Господин де Бевр попросил д’Альвимара не сердиться на его упрямство и послезавтра пожаловать вместе с маркизом к нему на обед, поскольку господин де Буа-Доре обедал в Ла Мотт каждое воскресенье. Подали карету господина де Буа-Доре, представляющую собой тяжелую и просторную берлину{71}71
Берлина – четырехместная дорожная карета.
[Закрыть], которую тянула четверка сильных и красивых лошадей, правда, слегка толстоватых.
Эта достопочтенная колымага, проходившая как по пригодным для карет дорогам, так и по непригодным, была необычайно прочна. Пусть мягкость ее хода оставляла желать лучшего, в ней, по крайней мере, можно было быть уверенным, что не поломаешь себе кости в случае падения благодаря толстенной внутренней обивке.
Под обивкой из шелковой узорчатой ткани слой шерсти и пакли достигал толщины шести дюймов, так что вы в ней чувствовали себя если не удобно, то наверняка в безопасности.
К тому же она была красиво обита кожей при помощи позолоченных гвоздиков, образовывавших орнамент.
По углам этой цитадели на колесах размещался целый арсенал, состоящий из пистолетов, шпаг и, конечно, такого запаса пороха и пуль, что, пожалуй, их хватило бы, чтобы выдержать настоящую осаду.
Процессию открывали два конных слуги с факелами, еще двое следовали за каретой вместе со слугой д’Альвимара, ведшего на привязи его лошадь.
Юный паж маркиза уселся на облучок рядом с кучером.
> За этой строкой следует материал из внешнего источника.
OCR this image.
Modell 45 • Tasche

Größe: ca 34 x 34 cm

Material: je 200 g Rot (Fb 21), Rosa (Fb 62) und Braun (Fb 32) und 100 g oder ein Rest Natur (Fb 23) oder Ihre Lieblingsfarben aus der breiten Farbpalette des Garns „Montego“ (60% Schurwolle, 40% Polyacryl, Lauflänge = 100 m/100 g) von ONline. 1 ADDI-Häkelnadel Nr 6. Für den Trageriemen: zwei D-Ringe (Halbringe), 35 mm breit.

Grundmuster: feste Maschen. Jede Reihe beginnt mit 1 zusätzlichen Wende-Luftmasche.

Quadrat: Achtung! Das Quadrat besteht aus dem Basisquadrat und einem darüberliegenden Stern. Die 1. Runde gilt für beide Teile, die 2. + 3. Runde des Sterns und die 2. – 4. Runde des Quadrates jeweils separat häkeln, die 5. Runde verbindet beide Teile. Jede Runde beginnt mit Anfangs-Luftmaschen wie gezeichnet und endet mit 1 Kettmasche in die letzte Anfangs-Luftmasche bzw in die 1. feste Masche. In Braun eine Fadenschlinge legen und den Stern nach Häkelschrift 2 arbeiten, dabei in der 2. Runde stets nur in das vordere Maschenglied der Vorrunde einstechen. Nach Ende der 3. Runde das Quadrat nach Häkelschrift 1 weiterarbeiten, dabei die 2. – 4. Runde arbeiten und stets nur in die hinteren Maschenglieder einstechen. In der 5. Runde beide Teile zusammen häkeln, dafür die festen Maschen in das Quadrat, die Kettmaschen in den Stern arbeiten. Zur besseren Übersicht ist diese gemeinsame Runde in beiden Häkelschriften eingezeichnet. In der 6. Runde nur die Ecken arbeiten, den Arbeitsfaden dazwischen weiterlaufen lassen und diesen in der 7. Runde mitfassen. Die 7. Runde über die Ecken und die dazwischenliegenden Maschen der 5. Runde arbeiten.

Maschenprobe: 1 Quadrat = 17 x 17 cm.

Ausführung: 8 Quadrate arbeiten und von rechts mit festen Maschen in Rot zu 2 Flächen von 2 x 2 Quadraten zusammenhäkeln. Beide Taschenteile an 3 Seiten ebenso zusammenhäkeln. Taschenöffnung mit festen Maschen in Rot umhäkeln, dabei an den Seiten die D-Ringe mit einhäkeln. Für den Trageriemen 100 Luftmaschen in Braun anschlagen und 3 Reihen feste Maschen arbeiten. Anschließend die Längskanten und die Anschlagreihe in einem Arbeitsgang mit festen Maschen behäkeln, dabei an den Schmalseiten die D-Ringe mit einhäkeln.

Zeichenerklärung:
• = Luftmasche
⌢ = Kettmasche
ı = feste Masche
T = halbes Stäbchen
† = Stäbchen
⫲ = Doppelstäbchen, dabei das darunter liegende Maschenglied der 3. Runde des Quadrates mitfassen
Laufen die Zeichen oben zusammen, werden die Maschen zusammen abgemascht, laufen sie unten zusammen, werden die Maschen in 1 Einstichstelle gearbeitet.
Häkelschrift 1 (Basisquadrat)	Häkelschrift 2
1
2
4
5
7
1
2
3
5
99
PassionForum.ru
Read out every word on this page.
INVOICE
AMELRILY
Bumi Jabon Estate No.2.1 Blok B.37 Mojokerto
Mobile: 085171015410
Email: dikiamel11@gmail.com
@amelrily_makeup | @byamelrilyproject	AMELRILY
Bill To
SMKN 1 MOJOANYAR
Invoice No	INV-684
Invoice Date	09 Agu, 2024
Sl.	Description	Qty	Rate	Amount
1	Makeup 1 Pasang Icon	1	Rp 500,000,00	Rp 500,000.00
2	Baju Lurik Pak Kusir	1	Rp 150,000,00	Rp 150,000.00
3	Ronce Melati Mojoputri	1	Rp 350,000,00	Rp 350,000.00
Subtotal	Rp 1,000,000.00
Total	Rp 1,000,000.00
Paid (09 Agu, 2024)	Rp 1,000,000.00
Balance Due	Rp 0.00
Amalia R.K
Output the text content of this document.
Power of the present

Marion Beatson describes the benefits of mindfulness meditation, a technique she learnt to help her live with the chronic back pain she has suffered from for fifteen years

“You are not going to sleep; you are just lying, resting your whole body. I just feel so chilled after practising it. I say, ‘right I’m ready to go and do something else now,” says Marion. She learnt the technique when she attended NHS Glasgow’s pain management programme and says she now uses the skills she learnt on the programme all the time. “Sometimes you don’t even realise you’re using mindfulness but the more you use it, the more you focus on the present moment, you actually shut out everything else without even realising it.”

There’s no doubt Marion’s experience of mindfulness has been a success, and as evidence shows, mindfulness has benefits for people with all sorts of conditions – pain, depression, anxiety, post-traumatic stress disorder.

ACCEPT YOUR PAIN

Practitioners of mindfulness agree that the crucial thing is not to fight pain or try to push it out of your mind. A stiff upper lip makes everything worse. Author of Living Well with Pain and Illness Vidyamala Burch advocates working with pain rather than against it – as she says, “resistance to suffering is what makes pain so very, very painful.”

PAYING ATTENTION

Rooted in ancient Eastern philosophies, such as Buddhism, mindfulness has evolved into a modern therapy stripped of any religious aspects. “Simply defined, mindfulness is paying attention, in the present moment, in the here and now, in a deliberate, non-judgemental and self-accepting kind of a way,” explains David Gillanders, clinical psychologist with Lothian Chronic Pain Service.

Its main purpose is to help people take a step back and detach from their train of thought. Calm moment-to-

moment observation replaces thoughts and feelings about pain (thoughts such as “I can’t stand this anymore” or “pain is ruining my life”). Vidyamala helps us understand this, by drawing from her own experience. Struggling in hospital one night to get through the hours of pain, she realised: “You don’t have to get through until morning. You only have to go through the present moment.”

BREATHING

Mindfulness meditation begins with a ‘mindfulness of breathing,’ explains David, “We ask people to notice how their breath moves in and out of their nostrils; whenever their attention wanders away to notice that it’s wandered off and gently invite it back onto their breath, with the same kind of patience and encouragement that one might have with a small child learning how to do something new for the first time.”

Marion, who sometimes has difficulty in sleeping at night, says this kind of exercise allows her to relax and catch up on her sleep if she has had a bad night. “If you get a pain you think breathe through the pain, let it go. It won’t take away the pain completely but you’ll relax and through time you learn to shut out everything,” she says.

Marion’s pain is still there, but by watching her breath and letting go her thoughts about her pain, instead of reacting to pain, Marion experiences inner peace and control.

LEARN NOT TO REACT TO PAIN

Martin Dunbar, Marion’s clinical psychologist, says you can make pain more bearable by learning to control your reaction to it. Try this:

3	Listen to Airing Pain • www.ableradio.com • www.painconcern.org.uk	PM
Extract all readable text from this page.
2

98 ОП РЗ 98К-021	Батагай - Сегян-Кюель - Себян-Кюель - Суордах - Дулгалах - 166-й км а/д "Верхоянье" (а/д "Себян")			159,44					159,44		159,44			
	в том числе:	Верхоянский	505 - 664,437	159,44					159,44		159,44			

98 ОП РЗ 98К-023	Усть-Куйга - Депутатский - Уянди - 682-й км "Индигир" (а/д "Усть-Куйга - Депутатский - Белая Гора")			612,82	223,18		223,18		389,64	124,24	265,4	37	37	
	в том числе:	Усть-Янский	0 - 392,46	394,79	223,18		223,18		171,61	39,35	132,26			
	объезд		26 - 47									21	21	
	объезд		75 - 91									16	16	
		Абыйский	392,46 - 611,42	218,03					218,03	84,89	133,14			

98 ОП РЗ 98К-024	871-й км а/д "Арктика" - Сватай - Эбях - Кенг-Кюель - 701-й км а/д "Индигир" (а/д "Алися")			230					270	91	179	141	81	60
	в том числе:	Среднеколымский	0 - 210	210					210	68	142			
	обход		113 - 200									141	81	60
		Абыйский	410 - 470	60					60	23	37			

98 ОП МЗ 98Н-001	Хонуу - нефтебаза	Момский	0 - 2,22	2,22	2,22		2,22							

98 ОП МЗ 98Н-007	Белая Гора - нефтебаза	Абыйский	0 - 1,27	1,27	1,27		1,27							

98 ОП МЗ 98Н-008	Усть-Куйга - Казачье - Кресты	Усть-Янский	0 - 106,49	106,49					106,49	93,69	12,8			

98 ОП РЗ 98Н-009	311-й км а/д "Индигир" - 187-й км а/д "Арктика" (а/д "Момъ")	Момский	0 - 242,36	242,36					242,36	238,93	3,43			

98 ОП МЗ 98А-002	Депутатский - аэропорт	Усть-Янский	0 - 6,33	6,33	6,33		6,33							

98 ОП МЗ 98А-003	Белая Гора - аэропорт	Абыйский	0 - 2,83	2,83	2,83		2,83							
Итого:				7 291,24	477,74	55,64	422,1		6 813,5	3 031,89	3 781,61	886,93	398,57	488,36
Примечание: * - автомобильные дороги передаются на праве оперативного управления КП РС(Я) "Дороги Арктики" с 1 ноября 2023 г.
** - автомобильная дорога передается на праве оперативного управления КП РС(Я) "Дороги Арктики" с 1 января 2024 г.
Проезжая под опускной решеткой Мотт-Сейи и по его подъемному мостику, громадное сооружение произвело сильный шум. Веселый лай сторожевых собак со двора еще долго вплетался в производимый кавалькадой грохот, который был слышен даже в поселке Шампийе, расположенном в доброй четверти лье от замка.
Д’Альвимар счел своим долгом сказать маркизу несколько комплиментов относительно его роскошной и удобной кареты, какие еще редко встречаются в деревне, в этих краях она казалась просто чудом.
– Я не ожидал, – сказал он, – найти в Берри те же удобства, что в большом городе. Я вижу, что вы ведете жизнь вельможи.
Последнее выражение как нельзя более порадовало маркиза. Он был рядовым дворянином и не мог, несмотря на свой титул, именоваться вельможей.
Его маркизатом была крохотная ферма в Бовуази, которая ему даже не принадлежала.
Как-то в дни неудач Генрих Наваррский из-за превратностей партизанской войны оказался с небольшой свитой на маленькой заброшенной ферме и вынужден был сделать там передышку. Ему грозила опасность остаться без обеда, но господин Сильвен, который в подобных ситуациях бывал необыкновенно находчивым, обнаружил в кустах забытых хозяевами и одичавших домашних птиц. Беарнец устроил на них охоту, а господин Сильвен взялся их приготовить.
Этот неожиданный праздник привел короля Наваррского в прекрасное состояние духа, и он подарил ферму своему спутнику, основав в этом месте маркизат, за то, что, по его словам, ферма не дала умереть с голоду королю.
Буа-Доре владел этим поместьем, завоеванным без единого выстрела, лишь несколько часов, проведенных там с королем. На следующий день ферма оказалась в руках у противника. После заключения мира туда вернулись законные владельцы.
Но Буа-Доре дорожил не ветхой лачугой, а своим титулом, поскольку король Франции впоследствии со смехом подтвердил обещание, данное королем Наварры. Это не было записано на бумаге, но, поскольку беррийский дворянин пользовался покровительством всемогущего монарха, к титулу привыкли, и скромный деревенский помещик был принят в королевском окружении как маркиз де Буа-Доре.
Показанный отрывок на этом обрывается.